Choele

Crítica de Juan Pablo Russo - EscribiendoCine

Tres personajes y una obsesión

Juan Sasiaín, tras dirigir La Tigra, Chaco (2008) junto a Federico Godfrid, continúa con las búsquedas estéticas y narrativas experimentadas en su antecesora. En Choele (2013) vuelve a centrar la historia en un pequeño pueblo, ahora en el sur argentino, para explorar la relación vincular entre un padre y un hijo preadolescente marcada por la presencia de una mujer.

En la ciudad rionegrina de Choele Choel vive Coco con su padre. Hijo de padres separados, Coco fue criado por el hombre de la familia y la ausencia materna se siente cada día más. Entre ambos hay un vínculo especial y muchas complicidades. Pero la rutina se verá alterada cuando una joven muchacha, mucho menor que el padre y algo mayor que el hijo, irrumpa en sus vidas y ponga a Coco en un lugar no experimentado: El nacimiento del amor y la primera decepción.

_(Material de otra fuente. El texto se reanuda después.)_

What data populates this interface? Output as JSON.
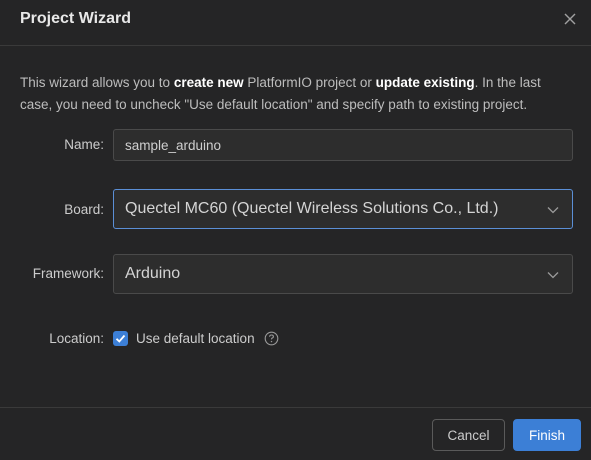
{
  "dialog": {
    "title": "Project Wizard",
    "close_icon": "close-icon"
  },
  "description": {
    "part1": "This wizard allows you to ",
    "bold1": "create new",
    "part2": " PlatformIO project or ",
    "bold2": "update existing",
    "part3": ". In the last case, you need to uncheck \"Use default location\" and specify path to existing project."
  },
  "form": {
    "name": {
      "label": "Name",
      "colon": ":",
      "value": "sample_arduino"
    },
    "board": {
      "label": "Board",
      "colon": ":",
      "value": "Quectel MC60 (Quectel Wireless Solutions Co., Ltd.)",
      "icon": "chevron-down-icon"
    },
    "framework": {
      "label": "Framework",
      "colon": ":",
      "value": "Arduino",
      "icon": "chevron-down-icon"
    },
    "location": {
      "label": "Location",
      "colon": ":",
      "checkbox_checked": true,
      "checkbox_label": "Use default location",
      "help_icon": "question-circle-icon"
    }
  },
  "footer": {
    "cancel_label": "Cancel",
    "finish_label": "Finish"
  },
  "colors": {
    "background": "#252526",
    "accent": "#3c7fd6",
    "focus_border": "#5b8fd6",
    "input_background": "#2d2d2d"
  }
}
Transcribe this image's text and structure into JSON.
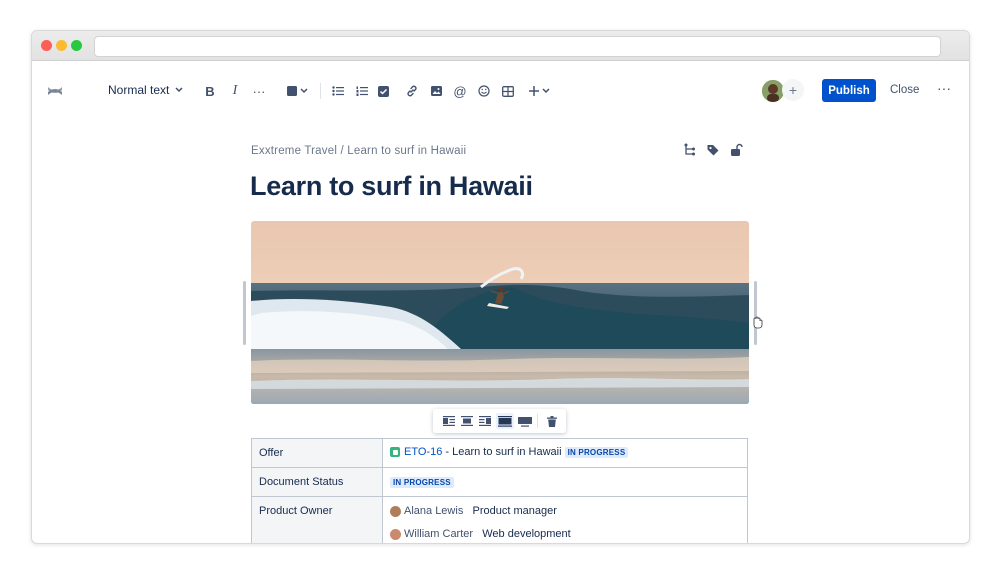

Choele es una película de iniciación que narra, en ese duro pasaje de la niñez a la adultez, lo que pasa entre un padre y su hijo cuando una mujer aparece de repente en sus vidas para movilizarlas. Pero también es una película sobre la obsesión. Al principio del relato, el personaje de Leonardo Sbaraglia le contará a Coco una historia sobre una obsesión y esa palabra será la que marcará a los personajes durante todo el metraje. Diferentes obsesiones irán dando sutilmente forma a la historia, pero que a su vez serán las desencadenantes de cada una de las problemáticas que la atravesarán.

Protagonizada por Leonardo Sbaraglia, Guadalupe Docampo y Lautaro Murray, Choele explora sobre los vínculos de manera intimista pero también genuina. Tal vez el mayor problema sea el de apelar a ciertos recursos plásticos, como la música, para remarcar situaciones que narrativamente están bien construidas, sin la necesidad de tener que recurrir a subrayados que terminan jugándole en contra al resultado final.

Choele es un film que sigue la línea impuesta por su director en La Tigra, Chaco, y que más allá del recurso del nombre de una ciudad, bien podría funcionar como una secuela o precuela de su antecesora, en donde alguno de sus personajes atraviesan transversalmente la historia para pasar de una a la otra.